Engajada não somente no movimento negro, mas também em causas de empoderamento feminino, Samara Felippo usou a imagem de uma revista da década de 70 para falar sobre o machismo enraizado na sociedade.

“Essa revista ‘Do Homem’ é de 1978, ano em que nasci. E nada mudou! Por favor leiam com calma as manchetes. Não incomoda a você mulher? Não consegui ver todo o vídeo da @claudialeitte no Teleton. Me dá asco. Foi uma das coisas mais constrangedoras que ela deve ter passado na vida.

O que mais me dói são mulheres talentosas, seguras e incríveis muitas vezes serem vítimas de opressores como Silvio Santos. Isso precisa parar”, desabafou a atriz, que em outras ocasiões relatou como já foi vítima dessa indústria que sexualiza mulheres.

“Cresci sentada na sala da minha casa assistindo Silvio Santos exercer elegantemente seu machismo e racismo travestido em forma de piada. Cresci assistindo os ‘Domingos Legais’ com suas ‘banheiras’ e chacretes molhadas e nuas nos queijos. Cresci vendo o corpo da mulher ser oprimido, sexualizado e culpado ao mesmo tempo. Que loucura. Também assisti a outras emissoras claro, não existia Netflix. Por isso, até hoje foco no trabalho de desconstruir o que isso reverberou dentro de mim enquanto menina e mulher”, continuou Samara.

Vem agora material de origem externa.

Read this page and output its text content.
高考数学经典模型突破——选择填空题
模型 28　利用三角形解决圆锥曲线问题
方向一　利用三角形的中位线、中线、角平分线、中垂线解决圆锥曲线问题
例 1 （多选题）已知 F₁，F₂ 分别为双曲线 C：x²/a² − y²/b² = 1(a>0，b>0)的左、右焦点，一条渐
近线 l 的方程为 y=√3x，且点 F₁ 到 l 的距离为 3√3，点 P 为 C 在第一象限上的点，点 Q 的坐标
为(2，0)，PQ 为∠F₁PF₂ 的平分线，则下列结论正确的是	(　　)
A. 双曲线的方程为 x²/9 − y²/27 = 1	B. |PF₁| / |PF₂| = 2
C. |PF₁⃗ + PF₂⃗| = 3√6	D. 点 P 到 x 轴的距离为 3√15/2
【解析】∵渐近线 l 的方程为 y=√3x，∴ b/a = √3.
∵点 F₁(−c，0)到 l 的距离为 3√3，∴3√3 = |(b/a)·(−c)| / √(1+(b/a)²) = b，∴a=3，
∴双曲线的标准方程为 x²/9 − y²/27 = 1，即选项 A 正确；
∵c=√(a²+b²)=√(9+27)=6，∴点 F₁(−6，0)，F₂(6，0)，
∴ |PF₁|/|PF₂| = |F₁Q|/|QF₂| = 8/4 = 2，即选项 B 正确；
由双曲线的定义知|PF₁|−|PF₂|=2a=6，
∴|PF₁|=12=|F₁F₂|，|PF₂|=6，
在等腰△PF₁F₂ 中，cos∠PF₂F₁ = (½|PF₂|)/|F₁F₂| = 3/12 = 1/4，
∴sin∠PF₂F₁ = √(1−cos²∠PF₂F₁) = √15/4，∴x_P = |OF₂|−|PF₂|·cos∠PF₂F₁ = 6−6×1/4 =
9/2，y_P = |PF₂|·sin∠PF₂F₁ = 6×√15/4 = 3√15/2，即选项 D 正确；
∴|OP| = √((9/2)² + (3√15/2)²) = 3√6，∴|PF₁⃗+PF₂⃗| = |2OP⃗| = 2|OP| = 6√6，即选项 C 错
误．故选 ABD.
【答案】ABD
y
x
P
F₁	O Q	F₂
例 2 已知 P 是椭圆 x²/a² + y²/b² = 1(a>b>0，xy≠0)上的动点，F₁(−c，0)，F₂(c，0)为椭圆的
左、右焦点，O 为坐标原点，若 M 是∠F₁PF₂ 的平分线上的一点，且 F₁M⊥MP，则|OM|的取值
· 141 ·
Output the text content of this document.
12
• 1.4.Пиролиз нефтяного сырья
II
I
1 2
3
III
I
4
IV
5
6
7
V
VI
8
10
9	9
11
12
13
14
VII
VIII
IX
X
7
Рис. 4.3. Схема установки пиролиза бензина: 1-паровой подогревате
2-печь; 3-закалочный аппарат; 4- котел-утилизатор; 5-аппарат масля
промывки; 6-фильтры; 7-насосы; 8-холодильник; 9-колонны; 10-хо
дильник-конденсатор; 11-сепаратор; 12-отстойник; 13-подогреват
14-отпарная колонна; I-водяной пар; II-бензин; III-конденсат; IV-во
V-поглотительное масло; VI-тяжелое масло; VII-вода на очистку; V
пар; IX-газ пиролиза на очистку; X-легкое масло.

“Claudia poderia ter ali esfregado na cara daquele senhor o machismo desenfreado, mas foi elegante e meiga. Tentou de forma ‘amigável’ e respeitosa se esquivar. Enquanto era assistida pela filha dele, esposa (que pareciam incrédulas ou não) e por uma plateia inteira feminina que ria, talvez de nervoso ou talvez por ser um ‘costume'”, escreveu a atriz, tentando mais uma vez desconstruir o que a população brasileira tende a naturalizar.

“A idade não justifica. A roupa muito menos. Nada justifica”

A atriz e digital influencer Julia Faria também fez um texto forte em seu Instagram, no qual condenou a atitude de Silvio.

“Assisti esse vídeo três vezes porque não estava acreditando no que estava vendo. Fiquei enojada. Com nó na garganta. No peito. A vontade era de sentar com esse senhor para explicar premissas básicas da nossa existência. Um evento que tem como objetivo ‘fazer o bem’ foi transformado em palco para machismo. Ironia. Assédio. Abuso de poder. Grotesco abuso de poder.  Liguei pra Claudia na sequência para abraçá-la. Tínhamos nos encontrado dias antes pra gravar pro canal e tudo que ela fez foi falar de amor. Amor com o próximo. Com o trabalho dela. Falamos mto de que único caminho nesse difícil mundo que vivemos é o amor e respeito”, contou Julia.

“Não me venha dizer que ela tem que responder pela loucura do outro. Não me venha dizer que ela deveria ter feito isso ou aquilo, o que você faria no lugar dela? Esse tipo de coisa a gente só sabe como reage quando passa. E se você, mulher, não se colocou no lugar dela enquanto assistia e não ficou engasgada, tem alguma coisa errada com você”, completou a atriz.

Julia ainda lembrou as palavras que disse para cantora. “Que a dor e constrangimento que ela está passando sirva de exemplo. Que a gente transforme em força. Que as milhares de mulheres que passam por isso diariamente encham o peito de ar pra reagir. Se defender. Se proteger. 
Isso não é normal. A idade não justifica. A roupa muito menos. Nada justifica.  Temos que nos unir, darmos as mãos, gritarmos alto não ao assédio. A violência. Termos que ter muito claro os nossos direitos como seres humanos. Seguirmos juntas. Nos acolher. Para, quem sabe um dia, a viva num mundo melhor”, finalizou a blogueira.